More information on the PETSc TS and SNES objects can be found in the PETSc documentation.

Elastodynamics

In (138), we represented the static problem i.e. \(\ddot{\bm u} = 0\). However, in the dynamic example acceleration is not zero and we use the PETSc Timestepper (TS) object to manage timestepping. Specifically, Ratel uses the Generalized-Alpha method for second order systems (TSALPHA2) to solve the second order system of equations given by the momentum balance. More information on the PETSc TSALPHA2 time stepper can be found in the PETSc documentation TS.

For elastodynamics we need to add

(221)\[ \int_{\Omega_0} \bm v \cdot \left(\rho_0 \, \ddot{\bm u} \right) \, dV, \]

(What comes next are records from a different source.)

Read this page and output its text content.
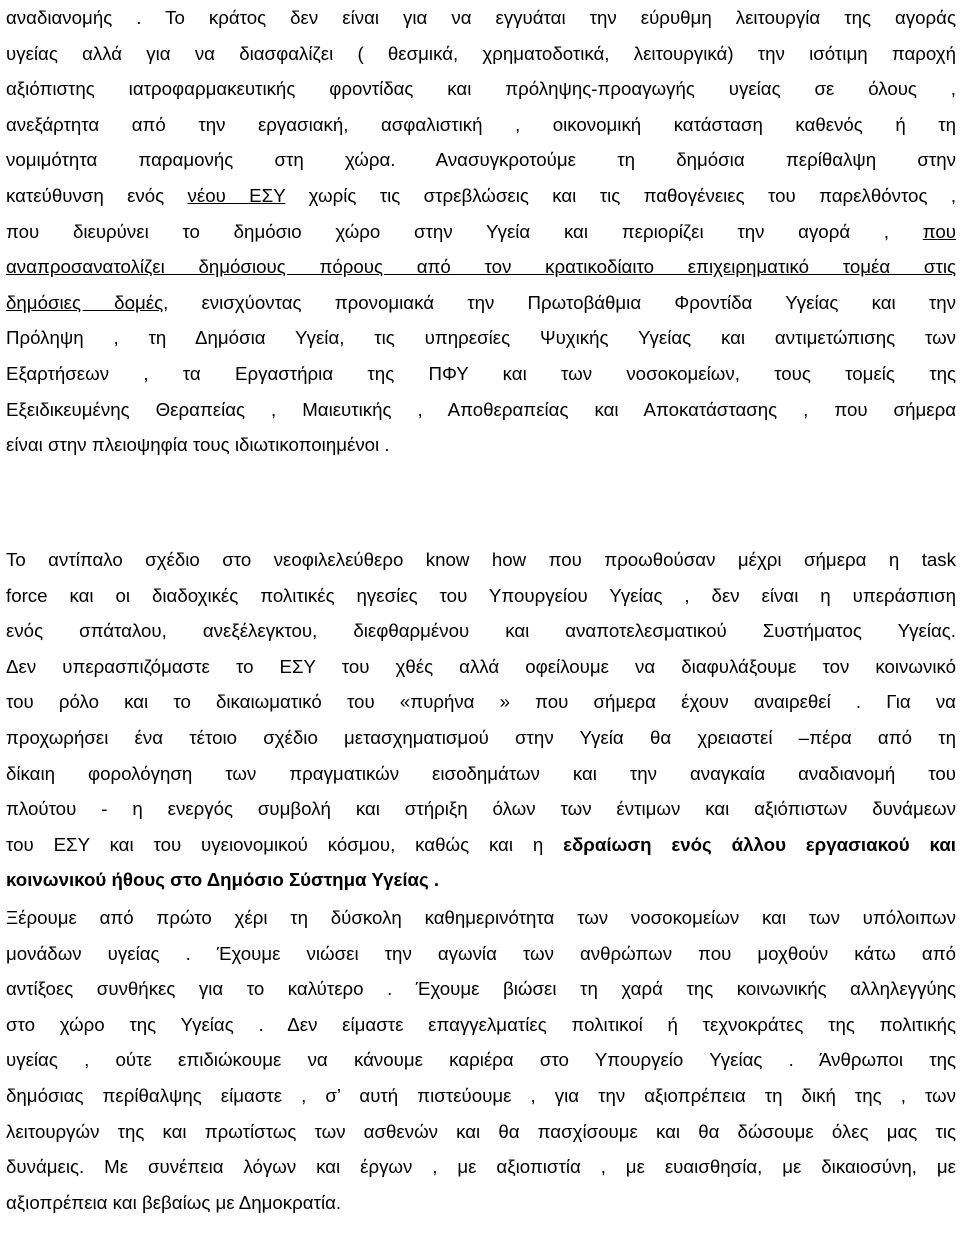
αναδιανομής . Το κράτος δεν είναι για να εγγυάται την εύρυθμη λειτουργία της αγοράς
υγείας αλλά για να διασφαλίζει ( θεσμικά, χρηματοδοτικά, λειτουργικά) την ισότιμη παροχή
αξιόπιστης ιατροφαρμακευτικής φροντίδας και πρόληψης-προαγωγής υγείας σε όλους ,
ανεξάρτητα από την εργασιακή, ασφαλιστική , οικονομική κατάσταση καθενός ή τη
νομιμότητα παραμονής στη χώρα. Ανασυγκροτούμε τη δημόσια περίθαλψη στην
κατεύθυνση ενός νέου ΕΣΥ χωρίς τις στρεβλώσεις και τις παθογένειες του παρελθόντος ,
που διευρύνει το δημόσιο χώρο στην Υγεία και περιορίζει την αγορά , που
αναπροσανατολίζει δημόσιους πόρους από τον κρατικοδίαιτο επιχειρηματικό τομέα στις
δημόσιες δομές, ενισχύοντας προνομιακά την Πρωτοβάθμια Φροντίδα Υγείας και την
Πρόληψη , τη Δημόσια Υγεία, τις υπηρεσίες Ψυχικής Υγείας και αντιμετώπισης των
Εξαρτήσεων , τα Εργαστήρια της ΠΦΥ και των νοσοκομείων, τους τομείς της
Εξειδικευμένης Θεραπείας , Μαιευτικής , Αποθεραπείας και Αποκατάστασης , που σήμερα
είναι στην πλειοψηφία τους ιδιωτικοποιημένοι .
Το αντίπαλο σχέδιο στο νεοφιλελεύθερο know how που προωθούσαν μέχρι σήμερα η task
force και οι διαδοχικές πολιτικές ηγεσίες του Υπουργείου Υγείας , δεν είναι η υπεράσπιση
ενός σπάταλου, ανεξέλεγκτου, διεφθαρμένου και αναποτελεσματικού Συστήματος Υγείας.
Δεν υπερασπιζόμαστε το ΕΣΥ του χθές αλλά οφείλουμε να διαφυλάξουμε τον κοινωνικό
του ρόλο και το δικαιωματικό του «πυρήνα » που σήμερα έχουν αναιρεθεί . Για να
προχωρήσει ένα τέτοιο σχέδιο μετασχηματισμού στην Υγεία θα χρειαστεί –πέρα από τη
δίκαιη φορολόγηση των πραγματικών εισοδημάτων και την αναγκαία αναδιανομή του
πλούτου - η ενεργός συμβολή και στήριξη όλων των έντιμων και αξιόπιστων δυνάμεων
του ΕΣΥ και του υγειονομικού κόσμου, καθώς και η εδραίωση ενός άλλου εργασιακού και
κοινωνικού ήθους στο Δημόσιο Σύστημα Υγείας .
Ξέρουμε από πρώτο χέρι τη δύσκολη καθημερινότητα των νοσοκομείων και των υπόλοιπων
μονάδων υγείας . Έχουμε νιώσει την αγωνία των ανθρώπων που μοχθούν κάτω από
αντίξοες συνθήκες για το καλύτερο . Έχουμε βιώσει τη χαρά της κοινωνικής αλληλεγγύης
στο χώρο της Υγείας . Δεν είμαστε επαγγελματίες πολιτικοί ή τεχνοκράτες της πολιτικής
υγείας , ούτε επιδιώκουμε να κάνουμε καριέρα στο Υπουργείο Υγείας . Άνθρωποι της
δημόσιας περίθαλψης είμαστε , σ’ αυτή πιστεύουμε , για την αξιοπρέπεια τη δική της , των
λειτουργών της και πρωτίστως των ασθενών και θα πασχίσουμε και θα δώσουμε όλες μας τις
δυνάμεις. Με συνέπεια λόγων και έργων , με αξιοπιστία , με ευαισθησία, με δικαιοσύνη, με
αξιοπρέπεια και βεβαίως με Δημοκρατία.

to the residual equation (138) (or adding \(\rho_0 \ddot{\bm u}\) to \(\bm f_0\) term) and its jacobian

(222)\[ \mathrm{shift_a} \, \int_{\Omega_0} \bm v \cdot \left(\rho_0 \, \diff \bm u \right) \, dV, \]

Note that in general for a time dependent residual function

(223)\[ F (t, \bm u, \dot{\bm u}, \ddot{\bm u}) = 0, \]

we can write the Jacobian as

(224)\[ \diff F = \frac{\partial F}{\partial \bm u} \, \diff \bm u + \mathrm{shift_v} \, \frac{\partial F}{\partial \dot{\bm u}} \, \diff \bm u + \mathrm{shift_a} \, \frac{\partial F}{\partial \ddot{\bm u}} \, \diff \bm u, \]

where \(\mathrm{shift_v}, \mathrm{shift_a}\) is related to the inverse of time step \(\Delta t\) and its square.